Bewusstsein ist von Anfang an da und verändert bzw. entwickelt sich mit dem Wachstum des Menschen. Der Mensch lebt am Anfang in einem undifferenzierten Bewusstsein, was die direkte Wahrnehmung des aktuellen Zustandes und wenn nötig seine Veränderung zum Ziel hat. Es ist jedoch noch ganz dem Unbewussten zugeordnet, denn das Bewusstsein entwickelt sich erst mit der Zeit. Diese Bewusstseinsentwicklung ist auch im Gehirn in unterschiedlichen Arealen beheimatet, die evolutionär ebenfalls nacheinander entstanden sind. Wenn unser Körper sich im Uterus bildet, durchläuft er alle Stadien der Evolution und sie sind im Aufbau des Gehirns manifestiert. Das Stammhirn ist der älteste Teil und für die reinen Überlebensfunktionen wie Atem, Herzschlag – und Temperaturregulation zuständig. Es gibt noch keine Ich-Instanz, keine bewusste, kognitive Verarbeitung. Dann folgt das limbische System, hier werden Gefühle, die Kontaktfähigkeit mit anderen und weitere „höhere“ Empfindungen möglich, die Ich-Instanz beginnt sich durch die Identifikation mit Gefühlen zu bilden, damit wächst auch der Anteil des bewusst wahrgenommenen und der bewusst getroffenen Entscheidungen. Somit wächst das Bewusstsein. Mit der Ausbildung des Neocortexes, beginnen unsere höheren Denkfunktionen, alles was uns von Säugetieren unterscheidet, die Fähigkeit zur Reflektion und zur „freien Wahl“, die differenzierte Verarbeitung von Gefühlen u.v.m. sitzen hier. Unser Bewusstsein und die Ich-Instanz werden im Laufe der Jahre weiter differenziert und erweitert. Während wir körperlich nach ca. 18 bis 20 Jahren ausgewachsen sind, ist die Möglichkeit auf Wachstum unseres Bewusstseins nie erschöpft. Hier liegt, meiner Meinung nach, die Hauptaufgabe des körperlich ausgewachsenen Menschen, sich in seinem Bewusstsein weiterzuentwickeln. Darum wird es im Laufe dieses Buches immer wieder gehen.
Diese drei Areale im Gehirn bauen also aufeinander auf, doch wie spielen sie im Erwachsenen zusammen? Sie agieren nicht automatisch miteinander. Wenn wenig Bewusstsein vorhanden ist, können entweder der Neocortex oder das limbische System aktiv sein ohne mit dem jeweils andere System eng zu kooperieren. Dies zeigt sich zum Beispiel bei Menschen, die besonders „im Kopf sind“ und keinen Zugang zu ihren Gefühlen haben. Oder umgekehrt kennen wir Menschen, die starke Gefühle haben und diesen wie ausgeliefert sind, was für sie und andere sehr anstrengend sein kann, logische Zusammenhänge und ein „kühler Kopf“ sind ihnen dann nicht zugänglich. Wenn das Bewusstsein der Ich-Instanz wächst gelingt ihr ein ausgeglicheneres Zusammenspiel beider Zentren. Um dies allerdings möglich zu machen bedarf es einer sicheren Lebenslage des Menschen, in der seine Grundbedürfnisse gesichert sind.

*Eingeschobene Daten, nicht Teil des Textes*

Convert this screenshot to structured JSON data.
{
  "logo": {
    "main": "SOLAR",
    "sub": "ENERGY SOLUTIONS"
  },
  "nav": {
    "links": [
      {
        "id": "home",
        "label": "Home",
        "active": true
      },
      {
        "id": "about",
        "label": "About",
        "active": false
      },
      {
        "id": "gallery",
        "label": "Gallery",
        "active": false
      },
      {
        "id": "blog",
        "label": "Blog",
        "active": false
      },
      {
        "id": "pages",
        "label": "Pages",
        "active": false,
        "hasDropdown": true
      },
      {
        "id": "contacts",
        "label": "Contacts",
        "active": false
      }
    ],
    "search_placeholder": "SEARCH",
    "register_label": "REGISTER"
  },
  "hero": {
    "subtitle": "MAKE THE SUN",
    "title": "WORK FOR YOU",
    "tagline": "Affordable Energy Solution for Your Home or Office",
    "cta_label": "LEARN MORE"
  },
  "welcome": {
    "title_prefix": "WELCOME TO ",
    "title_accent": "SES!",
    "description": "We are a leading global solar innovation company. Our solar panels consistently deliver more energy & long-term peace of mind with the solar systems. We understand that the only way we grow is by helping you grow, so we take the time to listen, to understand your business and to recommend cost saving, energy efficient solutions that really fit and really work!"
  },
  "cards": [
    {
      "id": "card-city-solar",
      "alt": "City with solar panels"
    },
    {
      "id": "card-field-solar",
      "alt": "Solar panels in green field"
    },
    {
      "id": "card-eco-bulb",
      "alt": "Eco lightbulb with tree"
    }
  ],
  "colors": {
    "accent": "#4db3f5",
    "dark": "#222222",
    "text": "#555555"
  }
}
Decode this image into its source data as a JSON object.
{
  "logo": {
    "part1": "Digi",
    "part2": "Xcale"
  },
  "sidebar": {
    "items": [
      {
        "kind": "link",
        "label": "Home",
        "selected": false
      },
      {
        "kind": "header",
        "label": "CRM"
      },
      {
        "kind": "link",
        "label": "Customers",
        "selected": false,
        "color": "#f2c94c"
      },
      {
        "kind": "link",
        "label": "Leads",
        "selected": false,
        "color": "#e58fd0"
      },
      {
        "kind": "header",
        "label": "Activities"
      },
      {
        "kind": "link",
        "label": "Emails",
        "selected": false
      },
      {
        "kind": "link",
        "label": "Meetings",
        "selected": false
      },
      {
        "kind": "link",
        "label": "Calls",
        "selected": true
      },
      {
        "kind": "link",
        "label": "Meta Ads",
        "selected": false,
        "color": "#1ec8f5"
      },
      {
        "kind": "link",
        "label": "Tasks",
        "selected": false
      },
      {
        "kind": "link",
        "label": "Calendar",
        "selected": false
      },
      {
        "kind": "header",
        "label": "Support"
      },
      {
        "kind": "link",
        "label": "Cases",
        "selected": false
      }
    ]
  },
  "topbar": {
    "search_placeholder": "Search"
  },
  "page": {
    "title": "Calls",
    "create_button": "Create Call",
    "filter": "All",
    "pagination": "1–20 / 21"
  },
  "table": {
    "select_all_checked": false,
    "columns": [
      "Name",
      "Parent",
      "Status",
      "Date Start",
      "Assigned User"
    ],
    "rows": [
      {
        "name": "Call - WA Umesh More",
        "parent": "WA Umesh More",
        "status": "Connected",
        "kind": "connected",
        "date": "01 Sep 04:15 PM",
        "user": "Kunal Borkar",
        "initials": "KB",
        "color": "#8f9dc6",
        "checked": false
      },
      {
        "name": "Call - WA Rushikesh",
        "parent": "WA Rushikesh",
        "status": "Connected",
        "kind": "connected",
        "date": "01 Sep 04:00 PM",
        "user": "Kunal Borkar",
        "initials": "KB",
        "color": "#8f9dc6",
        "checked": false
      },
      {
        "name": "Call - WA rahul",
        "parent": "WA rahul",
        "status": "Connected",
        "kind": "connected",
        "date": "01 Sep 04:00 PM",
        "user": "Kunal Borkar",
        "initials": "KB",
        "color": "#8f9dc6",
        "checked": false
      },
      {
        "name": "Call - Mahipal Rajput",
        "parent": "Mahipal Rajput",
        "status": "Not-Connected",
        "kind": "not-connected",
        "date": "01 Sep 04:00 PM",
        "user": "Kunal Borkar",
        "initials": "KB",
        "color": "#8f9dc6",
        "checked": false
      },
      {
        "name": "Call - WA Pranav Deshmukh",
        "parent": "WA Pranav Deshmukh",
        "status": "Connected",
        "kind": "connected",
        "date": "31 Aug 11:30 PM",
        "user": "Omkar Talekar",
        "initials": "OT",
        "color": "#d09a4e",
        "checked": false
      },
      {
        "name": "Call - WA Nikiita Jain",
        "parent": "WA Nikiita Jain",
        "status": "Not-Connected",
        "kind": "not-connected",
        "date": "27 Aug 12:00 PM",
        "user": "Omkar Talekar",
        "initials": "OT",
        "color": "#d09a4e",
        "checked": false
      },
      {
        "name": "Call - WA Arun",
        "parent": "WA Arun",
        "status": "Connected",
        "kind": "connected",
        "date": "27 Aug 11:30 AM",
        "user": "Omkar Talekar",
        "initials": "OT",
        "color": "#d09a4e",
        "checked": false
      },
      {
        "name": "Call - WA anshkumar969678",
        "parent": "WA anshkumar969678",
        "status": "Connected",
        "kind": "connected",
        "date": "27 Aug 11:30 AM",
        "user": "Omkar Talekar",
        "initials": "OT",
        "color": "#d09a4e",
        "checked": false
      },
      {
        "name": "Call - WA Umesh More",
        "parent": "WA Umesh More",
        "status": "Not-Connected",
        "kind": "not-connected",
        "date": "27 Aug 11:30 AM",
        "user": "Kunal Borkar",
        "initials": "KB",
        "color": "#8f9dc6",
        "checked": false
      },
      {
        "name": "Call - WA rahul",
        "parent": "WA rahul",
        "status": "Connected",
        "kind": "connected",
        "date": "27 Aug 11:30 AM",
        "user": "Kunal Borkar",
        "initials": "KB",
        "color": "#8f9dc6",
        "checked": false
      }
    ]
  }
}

Das heißt, die einzelnen Bereiche können auf einander Einfluss nehmen, müssen es aber nicht. Aus unterschiedlichen Gründen kann es passieren, dass der Mensch hauptsächlich durch das Stammhirn geführt wird. Zum Beispiel bei langanhaltender, lebensbedrohlicher Lage, wie es in Kriegsgebieten oder bei Gefangenschaft der Fall ist. Dann geht es ums reine Überleben und er hat keinen Zugang zu zwischenmenschlichen Verbindungen oder höheren Funktionen des Neocortexes.
Das bedeutet also zusammenfassend, dass es nicht automatisch zu einem harmonischen Zusammenspiel der unterschiedlichen Areale kommt, sondern dass je nach Situation und Veranlagung des Menschen, einzelne dominieren können, was zur Folge hat, dass andere ihren Einfluss verlieren. Alle drei sind aber für ein reifes Erwachsenenleben wichtig, so dass es unsere Aufgabe ist, unsere Ich-Instanz so zu entwickeln, dass wir bewusst aus allen Arealen schöpfen können.